Finance opportunities
Councils need to think of financial opportunities beyond the next government grant.
For example, California uses enhanced infrastructure financing districts starting in 2015, a form of tax increment financing, where the council lends to itself with the expectation that it will collect extra taxes from properties that will benefit from an increase in land value from the public asset.
The city further developed climate resilience districts to help local governments. These concepts are widely used in the United States.

The focus areas are the big triangle that’s needed
There is an opportunity to bring together different LGAs around an impact area, and here’s the “triangle” needed to bring the councils together.
First is building the council’s skills and ability to understand science and technology, the capacity and capability for risk analysis, data analysis, project evaluation, governance, finance, monitoring and evaluation. Spencer said the National Risk Assessment, [since released], would “unload a whole truck of data towards local government.”
“But how many local governments are able to manage and use it to put into a risk plan?”
Polycentric governance
The next step is building a polycentric governance to decide priorities, implementation, receive and pay money, liaise with government and expert institutions to implement the global adaptation framework.
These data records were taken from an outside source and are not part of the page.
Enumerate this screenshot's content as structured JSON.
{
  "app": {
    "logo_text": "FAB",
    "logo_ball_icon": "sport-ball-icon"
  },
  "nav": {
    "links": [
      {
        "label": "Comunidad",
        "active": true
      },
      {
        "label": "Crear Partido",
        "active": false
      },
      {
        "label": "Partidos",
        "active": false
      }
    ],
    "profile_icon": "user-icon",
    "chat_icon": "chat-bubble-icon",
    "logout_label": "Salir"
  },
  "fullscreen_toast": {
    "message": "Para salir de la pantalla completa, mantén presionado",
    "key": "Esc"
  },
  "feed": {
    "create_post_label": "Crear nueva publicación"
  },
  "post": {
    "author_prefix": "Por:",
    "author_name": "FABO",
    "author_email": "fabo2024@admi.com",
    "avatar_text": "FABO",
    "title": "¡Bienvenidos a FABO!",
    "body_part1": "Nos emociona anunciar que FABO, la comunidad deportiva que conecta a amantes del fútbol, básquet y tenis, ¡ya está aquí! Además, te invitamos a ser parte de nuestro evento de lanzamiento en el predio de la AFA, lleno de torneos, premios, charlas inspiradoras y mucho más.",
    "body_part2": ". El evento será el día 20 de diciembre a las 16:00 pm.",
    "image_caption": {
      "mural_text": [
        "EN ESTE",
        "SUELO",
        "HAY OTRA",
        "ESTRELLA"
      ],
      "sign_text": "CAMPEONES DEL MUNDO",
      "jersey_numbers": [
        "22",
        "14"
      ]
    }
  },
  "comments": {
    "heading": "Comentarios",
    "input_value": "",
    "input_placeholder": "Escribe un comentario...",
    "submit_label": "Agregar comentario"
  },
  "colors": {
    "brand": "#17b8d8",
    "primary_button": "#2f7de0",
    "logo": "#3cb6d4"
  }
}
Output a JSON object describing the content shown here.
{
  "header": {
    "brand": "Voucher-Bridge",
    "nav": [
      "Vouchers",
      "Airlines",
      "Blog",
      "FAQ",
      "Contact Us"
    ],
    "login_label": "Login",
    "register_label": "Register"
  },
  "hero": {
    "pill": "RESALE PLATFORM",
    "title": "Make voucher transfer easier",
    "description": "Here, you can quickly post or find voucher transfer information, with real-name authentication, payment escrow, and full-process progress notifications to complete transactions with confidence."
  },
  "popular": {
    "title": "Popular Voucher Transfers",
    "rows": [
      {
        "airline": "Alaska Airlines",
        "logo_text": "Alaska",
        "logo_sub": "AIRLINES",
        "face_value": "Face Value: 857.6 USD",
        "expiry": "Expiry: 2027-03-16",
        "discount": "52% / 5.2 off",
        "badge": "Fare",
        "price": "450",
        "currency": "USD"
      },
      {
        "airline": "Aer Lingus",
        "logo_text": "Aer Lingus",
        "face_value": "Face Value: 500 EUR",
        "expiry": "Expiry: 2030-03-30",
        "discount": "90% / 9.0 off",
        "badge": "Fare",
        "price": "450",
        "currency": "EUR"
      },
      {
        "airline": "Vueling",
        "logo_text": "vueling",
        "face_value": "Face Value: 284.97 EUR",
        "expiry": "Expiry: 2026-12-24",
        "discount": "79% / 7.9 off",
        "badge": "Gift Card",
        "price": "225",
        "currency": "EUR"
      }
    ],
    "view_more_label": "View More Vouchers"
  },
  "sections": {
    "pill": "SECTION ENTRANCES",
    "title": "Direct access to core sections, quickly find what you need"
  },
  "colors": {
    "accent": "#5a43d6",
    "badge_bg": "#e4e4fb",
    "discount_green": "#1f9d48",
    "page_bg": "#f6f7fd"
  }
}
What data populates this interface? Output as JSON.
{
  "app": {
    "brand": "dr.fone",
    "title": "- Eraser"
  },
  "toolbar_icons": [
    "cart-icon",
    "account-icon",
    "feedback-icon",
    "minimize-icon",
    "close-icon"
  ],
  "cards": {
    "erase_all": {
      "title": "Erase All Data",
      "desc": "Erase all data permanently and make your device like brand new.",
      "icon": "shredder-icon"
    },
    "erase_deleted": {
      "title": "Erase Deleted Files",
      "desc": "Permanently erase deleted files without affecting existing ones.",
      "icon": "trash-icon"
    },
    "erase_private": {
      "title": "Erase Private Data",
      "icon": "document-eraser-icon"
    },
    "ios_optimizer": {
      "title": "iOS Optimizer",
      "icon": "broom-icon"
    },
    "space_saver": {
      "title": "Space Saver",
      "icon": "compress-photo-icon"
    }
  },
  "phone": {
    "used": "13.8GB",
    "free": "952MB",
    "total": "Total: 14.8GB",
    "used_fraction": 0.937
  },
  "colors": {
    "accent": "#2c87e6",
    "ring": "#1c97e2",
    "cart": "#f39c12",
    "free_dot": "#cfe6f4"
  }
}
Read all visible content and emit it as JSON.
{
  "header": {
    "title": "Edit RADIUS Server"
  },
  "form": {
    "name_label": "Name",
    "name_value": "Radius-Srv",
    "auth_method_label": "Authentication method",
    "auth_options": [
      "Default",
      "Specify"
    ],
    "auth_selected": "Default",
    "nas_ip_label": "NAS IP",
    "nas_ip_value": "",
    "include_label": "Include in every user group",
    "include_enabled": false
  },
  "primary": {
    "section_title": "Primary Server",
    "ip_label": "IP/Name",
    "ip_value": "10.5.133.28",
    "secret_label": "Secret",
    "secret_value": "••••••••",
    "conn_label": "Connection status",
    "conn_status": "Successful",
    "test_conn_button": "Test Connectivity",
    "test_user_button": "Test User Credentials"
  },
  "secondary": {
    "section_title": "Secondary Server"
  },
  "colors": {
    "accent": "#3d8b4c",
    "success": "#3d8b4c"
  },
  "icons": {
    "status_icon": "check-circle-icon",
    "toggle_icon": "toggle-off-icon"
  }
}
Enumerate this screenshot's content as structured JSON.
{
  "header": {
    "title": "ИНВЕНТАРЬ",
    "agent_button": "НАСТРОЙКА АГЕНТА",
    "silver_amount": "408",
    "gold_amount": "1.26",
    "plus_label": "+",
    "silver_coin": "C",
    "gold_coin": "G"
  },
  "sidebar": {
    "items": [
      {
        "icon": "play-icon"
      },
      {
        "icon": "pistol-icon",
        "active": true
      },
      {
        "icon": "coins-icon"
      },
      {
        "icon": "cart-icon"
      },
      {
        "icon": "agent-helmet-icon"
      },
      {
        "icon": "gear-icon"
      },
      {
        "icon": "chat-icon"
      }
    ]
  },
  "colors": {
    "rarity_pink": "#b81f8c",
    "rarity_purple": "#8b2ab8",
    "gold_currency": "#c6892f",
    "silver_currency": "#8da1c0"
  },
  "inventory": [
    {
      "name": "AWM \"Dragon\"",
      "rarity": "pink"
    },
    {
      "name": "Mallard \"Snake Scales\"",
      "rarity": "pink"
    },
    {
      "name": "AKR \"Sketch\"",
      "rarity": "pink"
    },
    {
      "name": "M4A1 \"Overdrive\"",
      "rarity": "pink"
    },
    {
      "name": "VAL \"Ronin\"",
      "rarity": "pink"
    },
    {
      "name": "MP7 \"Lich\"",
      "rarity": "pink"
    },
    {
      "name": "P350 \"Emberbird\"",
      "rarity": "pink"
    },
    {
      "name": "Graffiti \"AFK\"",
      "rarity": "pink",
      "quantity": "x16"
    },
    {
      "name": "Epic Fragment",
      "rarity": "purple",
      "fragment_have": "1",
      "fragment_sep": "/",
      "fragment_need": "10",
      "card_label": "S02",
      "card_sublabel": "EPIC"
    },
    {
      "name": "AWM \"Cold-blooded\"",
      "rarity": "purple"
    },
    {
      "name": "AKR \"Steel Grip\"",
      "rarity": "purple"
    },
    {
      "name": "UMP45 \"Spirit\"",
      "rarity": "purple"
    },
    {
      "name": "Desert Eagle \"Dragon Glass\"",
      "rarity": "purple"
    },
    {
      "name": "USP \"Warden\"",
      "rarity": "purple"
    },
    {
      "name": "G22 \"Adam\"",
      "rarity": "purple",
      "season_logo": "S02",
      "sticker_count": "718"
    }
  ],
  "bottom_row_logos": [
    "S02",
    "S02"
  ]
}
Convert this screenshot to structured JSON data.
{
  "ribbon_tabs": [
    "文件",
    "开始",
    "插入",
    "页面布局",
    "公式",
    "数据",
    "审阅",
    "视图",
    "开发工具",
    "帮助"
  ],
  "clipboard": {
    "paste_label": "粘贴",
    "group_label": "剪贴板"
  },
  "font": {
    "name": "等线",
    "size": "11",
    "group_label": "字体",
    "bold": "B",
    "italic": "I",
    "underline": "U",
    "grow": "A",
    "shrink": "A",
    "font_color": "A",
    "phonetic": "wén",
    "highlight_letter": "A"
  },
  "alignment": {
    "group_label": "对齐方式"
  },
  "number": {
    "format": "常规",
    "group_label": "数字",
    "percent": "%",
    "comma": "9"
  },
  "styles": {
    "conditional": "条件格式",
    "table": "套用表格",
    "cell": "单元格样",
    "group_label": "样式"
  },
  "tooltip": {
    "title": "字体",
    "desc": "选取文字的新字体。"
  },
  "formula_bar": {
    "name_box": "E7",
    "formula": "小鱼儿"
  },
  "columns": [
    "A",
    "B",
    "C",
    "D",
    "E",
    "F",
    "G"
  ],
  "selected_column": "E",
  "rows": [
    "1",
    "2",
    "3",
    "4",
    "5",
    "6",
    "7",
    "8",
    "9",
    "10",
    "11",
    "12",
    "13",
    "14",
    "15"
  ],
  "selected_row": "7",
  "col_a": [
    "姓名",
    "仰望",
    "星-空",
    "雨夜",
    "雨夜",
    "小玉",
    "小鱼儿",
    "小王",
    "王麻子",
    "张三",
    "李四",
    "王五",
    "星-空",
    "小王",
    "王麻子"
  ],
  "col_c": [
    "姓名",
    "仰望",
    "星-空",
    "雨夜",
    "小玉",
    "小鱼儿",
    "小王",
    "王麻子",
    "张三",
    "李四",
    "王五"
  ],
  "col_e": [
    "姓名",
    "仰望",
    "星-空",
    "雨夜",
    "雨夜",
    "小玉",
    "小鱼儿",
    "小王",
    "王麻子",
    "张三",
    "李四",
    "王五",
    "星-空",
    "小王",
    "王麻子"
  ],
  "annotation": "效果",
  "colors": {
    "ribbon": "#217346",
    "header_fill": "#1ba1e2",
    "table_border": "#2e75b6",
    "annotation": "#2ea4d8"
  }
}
And lastly, it links it to finance, whether it’s government, private, blended value opportunities, or tax incremental financing.
“Going forward, there’s a lot we can do, but we need to think in terms of institutions that can be purpose built; we need to think of how we develop the local institutions to lead it, we need to think of different financing models, blended financing models, building regional skills and capabilities, building collaboration and trust, thinking systemically.
“And do NSW joint organisations maybe provide a basis for going forward?”